We have music genre to categorize and identify music as belonging to a shared tradition or set of conventions, to distinguish one from another musical style.

To name a few, for example, we have Country. Electronic, Hip Hop, Jazz, Pop, R&B and Rock. And for the last, it includes a sub-genre called Death Metal, which can be described as extreme heavy metal that typically employs distorted and low-tuned guitars.

Highlighting deep growling vocals, aggressive powerful double-kick drumming, abrupt tempo and chromatic chord progressions, Death Metal can be considered as a complex and brutal music.

Not every musician and band can create the characteristics of the genre's thick and massive sound. But this AI somehow manages that.

Dadabots was developed by two music technologists who wanted to prove that AI can also capture and create music, and in this case, create songs from Death Metal, Math Rock, and other lesser-known genres.

Related: Dadabots, The First Artificial Intelligence Band That Created Heavy Metal Music

Created by CJ Carr and Zack Zukowski, the pair technologists use deep learning algorithm to listen to Psyopus’ Ideas of Reference, 29 times over the course of several days before recreating an similar version that captures the musical elements of the original.

According to them, the AI “learns” the patterns by feeding in a large amount of input data (in this case, Death Metal) in order to predict what musical elements and sequences are most common and recreates them.

In details, the pair explained on their 2017 paper, saying that they started by feeding the AI model short segments of music, a few seconds at a time. As this training goes on, the AI eventually learns the characteristics identifying features and started producing more and more detailed samples, including riffs and sectional transitions.

In the paper, Carr and Zukowski wrote that initially, they were surprised by the result.

"While we set out to achieve a realistic recreation of the original data, we were delighted by the aesthetic merit of its imperfections," they wrote. "Solo vocalists become a lush choir of ghostly voices, rock bands become crunchy cubist-jazz, and cross-breeds of multiple recordings become a surrealist chimera of sound."

Dadabots has released several albums, and with that, its creators also created it its own YouTube channel where the AI can livestream its Death Metal scream to the top of its digital lungs for 24 hours, 7 days non-stop. The music that the livestream is based on is a Vancouver-based technical death metal band called Archspire.

Carr and Zukowski characterize their work with Dadabots as working towards “eliminating humans from black metal.”

For each project, they have Dadabots analyze "subsets of a single artist’s discography,” and work off of it to create its own work.

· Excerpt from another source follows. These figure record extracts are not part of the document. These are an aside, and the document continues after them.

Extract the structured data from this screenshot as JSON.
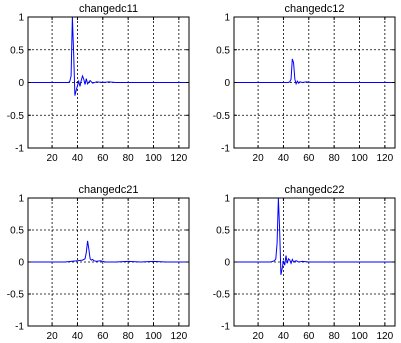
{
  "chart_data": [
    {
      "type": "line",
      "title": "changedc11",
      "xlim": [
        1,
        128
      ],
      "ylim": [
        -1,
        1
      ],
      "xticks": [
        20,
        40,
        60,
        80,
        100,
        120
      ],
      "xtick_labels": [
        "20",
        "40",
        "60",
        "80",
        "100",
        "120"
      ],
      "yticks": [
        1,
        0.5,
        0,
        -0.5,
        -1
      ],
      "ytick_labels": [
        "1",
        "0.5",
        "0",
        "-0.5",
        "-1"
      ],
      "grid": true,
      "line_color": "#0000ff",
      "series": [
        {
          "x": [
            1,
            10,
            20,
            30,
            33,
            34,
            35,
            36,
            37,
            38,
            39,
            40,
            41,
            42,
            43,
            44,
            45,
            46,
            47,
            48,
            50,
            52,
            55,
            60,
            65,
            70,
            80,
            90,
            100,
            110,
            120,
            128
          ],
          "y": [
            0,
            0,
            0,
            0,
            0,
            0.02,
            0.1,
            1.0,
            0.45,
            -0.2,
            -0.12,
            -0.05,
            0.02,
            -0.06,
            0.03,
            0.1,
            0.05,
            -0.03,
            0.06,
            -0.02,
            0.03,
            -0.01,
            0.01,
            0,
            0.01,
            0,
            0,
            0,
            0,
            0,
            0,
            0
          ]
        }
      ]
    },
    {
      "type": "line",
      "title": "changedc12",
      "xlim": [
        1,
        128
      ],
      "ylim": [
        -1,
        1
      ],
      "xticks": [
        20,
        40,
        60,
        80,
        100,
        120
      ],
      "xtick_labels": [
        "20",
        "40",
        "60",
        "80",
        "100",
        "120"
      ],
      "yticks": [
        1,
        0.5,
        0,
        -0.5,
        -1
      ],
      "ytick_labels": [
        "1",
        "0.5",
        "0",
        "-0.5",
        "-1"
      ],
      "grid": true,
      "line_color": "#0000ff",
      "series": [
        {
          "x": [
            1,
            10,
            20,
            30,
            40,
            44,
            45,
            46,
            47,
            48,
            49,
            50,
            51,
            52,
            53,
            55,
            58,
            62,
            70,
            80,
            90,
            100,
            110,
            120,
            128
          ],
          "y": [
            0,
            0,
            0,
            0,
            0,
            0,
            0.01,
            0.05,
            0.36,
            0.3,
            0.05,
            -0.02,
            0.02,
            -0.01,
            0.01,
            0,
            0.01,
            0,
            0,
            0,
            0,
            0,
            0,
            0,
            0
          ]
        }
      ]
    },
    {
      "type": "line",
      "title": "changedc21",
      "xlim": [
        1,
        128
      ],
      "ylim": [
        -1,
        1
      ],
      "xticks": [
        20,
        40,
        60,
        80,
        100,
        120
      ],
      "xtick_labels": [
        "20",
        "40",
        "60",
        "80",
        "100",
        "120"
      ],
      "yticks": [
        1,
        0.5,
        0,
        -0.5,
        -1
      ],
      "ytick_labels": [
        "1",
        "0.5",
        "0",
        "-0.5",
        "-1"
      ],
      "grid": true,
      "line_color": "#0000ff",
      "series": [
        {
          "x": [
            1,
            10,
            20,
            30,
            35,
            40,
            44,
            46,
            47,
            48,
            49,
            50,
            51,
            52,
            53,
            55,
            58,
            62,
            70,
            80,
            90,
            100,
            110,
            120,
            128
          ],
          "y": [
            0,
            0,
            0,
            0,
            0.01,
            0.02,
            0.03,
            0.05,
            0.15,
            0.33,
            0.2,
            0.05,
            0.03,
            0.04,
            0.02,
            0.01,
            0.02,
            0,
            0,
            0.01,
            0,
            0.01,
            0,
            0,
            0
          ]
        }
      ]
    },
    {
      "type": "line",
      "title": "changedc22",
      "xlim": [
        1,
        128
      ],
      "ylim": [
        -1,
        1
      ],
      "xticks": [
        20,
        40,
        60,
        80,
        100,
        120
      ],
      "xtick_labels": [
        "20",
        "40",
        "60",
        "80",
        "100",
        "120"
      ],
      "yticks": [
        1,
        0.5,
        0,
        -0.5,
        -1
      ],
      "ytick_labels": [
        "1",
        "0.5",
        "0",
        "-0.5",
        "-1"
      ],
      "grid": true,
      "line_color": "#0000ff",
      "series": [
        {
          "x": [
            1,
            10,
            20,
            30,
            33,
            34,
            35,
            36,
            37,
            38,
            39,
            40,
            41,
            42,
            43,
            44,
            45,
            46,
            47,
            48,
            50,
            52,
            55,
            60,
            70,
            80,
            90,
            100,
            110,
            120,
            128
          ],
          "y": [
            0,
            0,
            0,
            0,
            0.02,
            0.05,
            0.3,
            1.0,
            0.5,
            -0.2,
            -0.1,
            0.02,
            -0.05,
            0.1,
            -0.02,
            0.05,
            0.03,
            -0.02,
            0.04,
            0,
            0.02,
            0,
            0.01,
            0,
            0,
            0,
            0,
            0,
            0,
            0,
            0
          ]
        }
      ]
    }
  ]
}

“Most nets we trained made shitty music. Music soup. The songs would destabilize and fall apart. This one was special though,” said Carr.

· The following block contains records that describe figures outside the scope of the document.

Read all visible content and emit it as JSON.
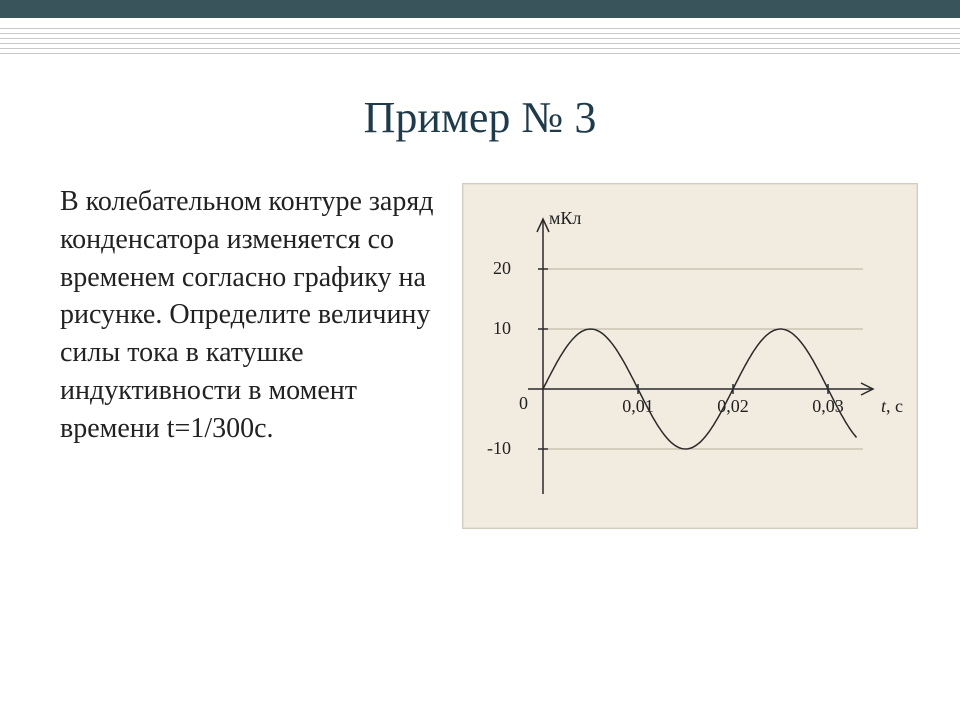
{
  "header": {
    "top_bar_color": "#3a545c",
    "rule_line_color": "#c9c9c9",
    "rule_line_count": 6
  },
  "title": "Пример № 3",
  "prompt_text": " В колебательном контуре заряд конденсатора изменяется со временем согласно графику на рисунке. Определите величину силы тока в катушке индуктивности в момент времени t=1/300с.",
  "chart": {
    "type": "line",
    "paper_bg": "#f2ece0",
    "axis_color": "#2a2a2a",
    "grid_color": "#b7b09c",
    "curve_color": "#2a2a2a",
    "y_label": "мКл",
    "x_label_var": "t",
    "x_label_unit": ", с",
    "y_ticks": [
      -10,
      0,
      10,
      20
    ],
    "x_ticks": [
      0.01,
      0.02,
      0.03
    ],
    "xlim": [
      0,
      0.033
    ],
    "ylim": [
      -13,
      23
    ],
    "amplitude_mkC": 10,
    "period_s": 0.02,
    "y_tick_labels": {
      "neg10": "-10",
      "zero": "0",
      "p10": "10",
      "p20": "20"
    },
    "x_tick_labels": {
      "t1": "0,01",
      "t2": "0,02",
      "t3": "0,03"
    },
    "title_fontsize": 18,
    "label_fontsize": 18
  }
}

The Archspire-inspired Dadabots created much more consistent, stable music. And according to Carr’s guess, that is because Archspire’s music is played at such a high tempo, which stabilizes what the bot puts out.

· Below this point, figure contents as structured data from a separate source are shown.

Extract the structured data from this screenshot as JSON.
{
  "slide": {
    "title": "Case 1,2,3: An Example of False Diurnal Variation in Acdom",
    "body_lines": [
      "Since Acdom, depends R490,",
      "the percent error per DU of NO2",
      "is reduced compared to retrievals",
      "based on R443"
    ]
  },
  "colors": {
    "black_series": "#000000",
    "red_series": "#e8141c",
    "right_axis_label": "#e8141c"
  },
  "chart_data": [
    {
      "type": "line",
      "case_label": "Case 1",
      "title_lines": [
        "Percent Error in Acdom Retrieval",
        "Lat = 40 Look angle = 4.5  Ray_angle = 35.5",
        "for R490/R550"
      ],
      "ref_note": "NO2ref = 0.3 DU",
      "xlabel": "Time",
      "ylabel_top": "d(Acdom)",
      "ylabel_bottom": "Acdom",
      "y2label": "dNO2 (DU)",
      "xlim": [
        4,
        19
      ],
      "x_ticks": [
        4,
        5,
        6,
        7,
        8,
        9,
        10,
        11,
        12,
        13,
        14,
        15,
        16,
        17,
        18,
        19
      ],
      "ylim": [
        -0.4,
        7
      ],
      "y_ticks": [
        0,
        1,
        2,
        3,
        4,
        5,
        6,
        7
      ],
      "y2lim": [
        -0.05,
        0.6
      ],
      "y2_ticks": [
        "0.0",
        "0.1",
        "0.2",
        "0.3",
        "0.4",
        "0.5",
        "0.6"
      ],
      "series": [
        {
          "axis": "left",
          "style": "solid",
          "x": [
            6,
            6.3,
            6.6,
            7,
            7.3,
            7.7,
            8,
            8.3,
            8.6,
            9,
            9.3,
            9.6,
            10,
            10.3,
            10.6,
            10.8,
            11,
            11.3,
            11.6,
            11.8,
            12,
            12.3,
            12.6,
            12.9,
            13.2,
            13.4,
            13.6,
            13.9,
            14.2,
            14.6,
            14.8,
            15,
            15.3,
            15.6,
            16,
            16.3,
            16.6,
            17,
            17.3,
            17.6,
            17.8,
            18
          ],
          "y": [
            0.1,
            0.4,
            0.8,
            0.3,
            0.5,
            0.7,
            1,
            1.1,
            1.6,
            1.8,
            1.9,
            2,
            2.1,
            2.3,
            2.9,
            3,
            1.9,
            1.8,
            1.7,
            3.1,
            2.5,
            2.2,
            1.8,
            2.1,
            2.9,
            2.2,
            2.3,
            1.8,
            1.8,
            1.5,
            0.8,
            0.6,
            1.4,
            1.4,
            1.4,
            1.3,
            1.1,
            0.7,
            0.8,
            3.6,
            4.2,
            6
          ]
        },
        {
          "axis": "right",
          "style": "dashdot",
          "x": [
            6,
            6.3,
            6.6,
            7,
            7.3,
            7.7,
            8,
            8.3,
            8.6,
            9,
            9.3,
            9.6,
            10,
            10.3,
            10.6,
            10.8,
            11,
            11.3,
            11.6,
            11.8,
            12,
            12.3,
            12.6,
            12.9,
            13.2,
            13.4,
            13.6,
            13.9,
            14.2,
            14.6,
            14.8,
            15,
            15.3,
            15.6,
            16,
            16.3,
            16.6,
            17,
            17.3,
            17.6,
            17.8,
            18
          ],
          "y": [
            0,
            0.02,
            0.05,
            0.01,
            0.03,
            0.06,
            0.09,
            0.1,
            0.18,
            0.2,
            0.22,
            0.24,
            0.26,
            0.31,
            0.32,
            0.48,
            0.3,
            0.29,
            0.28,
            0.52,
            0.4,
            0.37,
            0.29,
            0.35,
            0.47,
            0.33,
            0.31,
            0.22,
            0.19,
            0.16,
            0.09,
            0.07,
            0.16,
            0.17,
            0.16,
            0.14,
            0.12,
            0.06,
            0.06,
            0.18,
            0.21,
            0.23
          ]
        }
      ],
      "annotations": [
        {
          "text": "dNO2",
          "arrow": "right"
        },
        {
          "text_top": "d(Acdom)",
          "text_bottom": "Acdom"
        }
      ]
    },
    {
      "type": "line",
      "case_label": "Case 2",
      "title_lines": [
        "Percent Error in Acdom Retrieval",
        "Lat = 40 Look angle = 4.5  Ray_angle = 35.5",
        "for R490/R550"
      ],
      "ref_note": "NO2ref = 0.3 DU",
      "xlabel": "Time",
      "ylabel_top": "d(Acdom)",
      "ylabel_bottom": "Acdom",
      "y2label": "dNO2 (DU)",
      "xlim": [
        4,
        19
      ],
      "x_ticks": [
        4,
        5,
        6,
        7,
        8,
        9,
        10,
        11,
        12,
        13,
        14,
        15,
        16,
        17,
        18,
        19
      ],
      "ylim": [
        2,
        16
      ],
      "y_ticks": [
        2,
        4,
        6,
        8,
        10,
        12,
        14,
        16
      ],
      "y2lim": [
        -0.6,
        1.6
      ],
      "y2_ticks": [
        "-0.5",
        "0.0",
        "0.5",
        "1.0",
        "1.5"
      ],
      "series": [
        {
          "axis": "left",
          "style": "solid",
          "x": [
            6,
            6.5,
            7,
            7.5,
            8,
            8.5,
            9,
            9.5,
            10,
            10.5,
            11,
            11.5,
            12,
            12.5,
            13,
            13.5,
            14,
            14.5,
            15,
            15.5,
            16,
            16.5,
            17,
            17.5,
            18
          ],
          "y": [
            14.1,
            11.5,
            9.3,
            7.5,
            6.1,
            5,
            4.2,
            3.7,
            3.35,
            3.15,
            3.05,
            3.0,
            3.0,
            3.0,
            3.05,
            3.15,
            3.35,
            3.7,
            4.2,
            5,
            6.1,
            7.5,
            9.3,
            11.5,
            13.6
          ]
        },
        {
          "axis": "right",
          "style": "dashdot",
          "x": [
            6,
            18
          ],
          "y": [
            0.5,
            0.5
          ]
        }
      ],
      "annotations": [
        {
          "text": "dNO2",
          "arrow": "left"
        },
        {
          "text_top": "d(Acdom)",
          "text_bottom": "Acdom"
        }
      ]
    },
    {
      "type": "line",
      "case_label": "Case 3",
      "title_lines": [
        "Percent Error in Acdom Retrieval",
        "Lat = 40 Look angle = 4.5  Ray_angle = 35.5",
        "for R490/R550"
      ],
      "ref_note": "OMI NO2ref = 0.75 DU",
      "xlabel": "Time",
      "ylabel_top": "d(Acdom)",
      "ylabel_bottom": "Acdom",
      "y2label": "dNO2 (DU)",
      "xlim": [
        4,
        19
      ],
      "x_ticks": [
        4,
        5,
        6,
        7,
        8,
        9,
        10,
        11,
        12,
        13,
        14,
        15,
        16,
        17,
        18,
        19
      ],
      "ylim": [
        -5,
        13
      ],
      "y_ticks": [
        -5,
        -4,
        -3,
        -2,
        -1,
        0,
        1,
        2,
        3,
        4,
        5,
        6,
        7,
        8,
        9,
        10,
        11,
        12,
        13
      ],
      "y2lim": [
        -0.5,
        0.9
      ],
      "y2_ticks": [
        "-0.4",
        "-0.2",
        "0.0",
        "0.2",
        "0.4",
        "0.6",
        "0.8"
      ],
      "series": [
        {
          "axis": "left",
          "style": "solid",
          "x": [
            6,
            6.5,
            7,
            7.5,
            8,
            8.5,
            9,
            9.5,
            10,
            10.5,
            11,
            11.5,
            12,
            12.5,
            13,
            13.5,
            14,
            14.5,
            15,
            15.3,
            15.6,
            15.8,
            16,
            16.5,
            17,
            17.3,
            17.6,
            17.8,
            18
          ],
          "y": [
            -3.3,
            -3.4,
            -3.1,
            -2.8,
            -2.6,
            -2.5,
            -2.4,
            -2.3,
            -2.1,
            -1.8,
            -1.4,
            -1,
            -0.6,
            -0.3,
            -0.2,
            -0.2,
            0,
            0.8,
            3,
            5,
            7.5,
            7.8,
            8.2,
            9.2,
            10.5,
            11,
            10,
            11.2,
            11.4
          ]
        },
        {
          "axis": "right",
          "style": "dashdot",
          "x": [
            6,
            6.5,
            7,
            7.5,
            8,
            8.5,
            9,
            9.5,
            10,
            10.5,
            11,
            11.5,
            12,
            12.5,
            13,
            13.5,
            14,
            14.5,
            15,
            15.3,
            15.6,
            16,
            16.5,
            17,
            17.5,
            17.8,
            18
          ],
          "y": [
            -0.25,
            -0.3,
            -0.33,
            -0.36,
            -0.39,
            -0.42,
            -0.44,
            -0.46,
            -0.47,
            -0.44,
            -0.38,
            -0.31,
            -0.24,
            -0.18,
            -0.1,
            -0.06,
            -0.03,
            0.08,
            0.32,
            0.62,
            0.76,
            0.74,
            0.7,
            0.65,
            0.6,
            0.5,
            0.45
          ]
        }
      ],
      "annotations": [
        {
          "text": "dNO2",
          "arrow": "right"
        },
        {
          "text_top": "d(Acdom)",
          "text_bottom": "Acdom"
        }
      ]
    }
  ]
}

The results are not totally human. The vocals are very distorted and gibberish, with rhythm that is way too aggressive. What's more, it has no pause for a vocal's breather, and the guitar riffs are at speeds most people couldn’t achieve.

But still, it's very convincing, especially to those with untrained ears and those who aren't into the Heavy Metal genre.

Carr and Zukowski on their paper stated that “While we set out to achieve a realistic recreation of the original data, we were delighted by the aesthetic merit of its imperfections.”

AI and machine learning models have already been used as a medium to generate convincing imitations of art. For example, researchers have created AI capable of creating nude arts, an AI capable of creating art exhibits, an AI creating glitch-art videos, imaginary people and even realistic portraits and convincing fake faces.

Taken these examples and advancements into context, AI with its machine learning and deep learning technologies in composing music is only a natural evolution.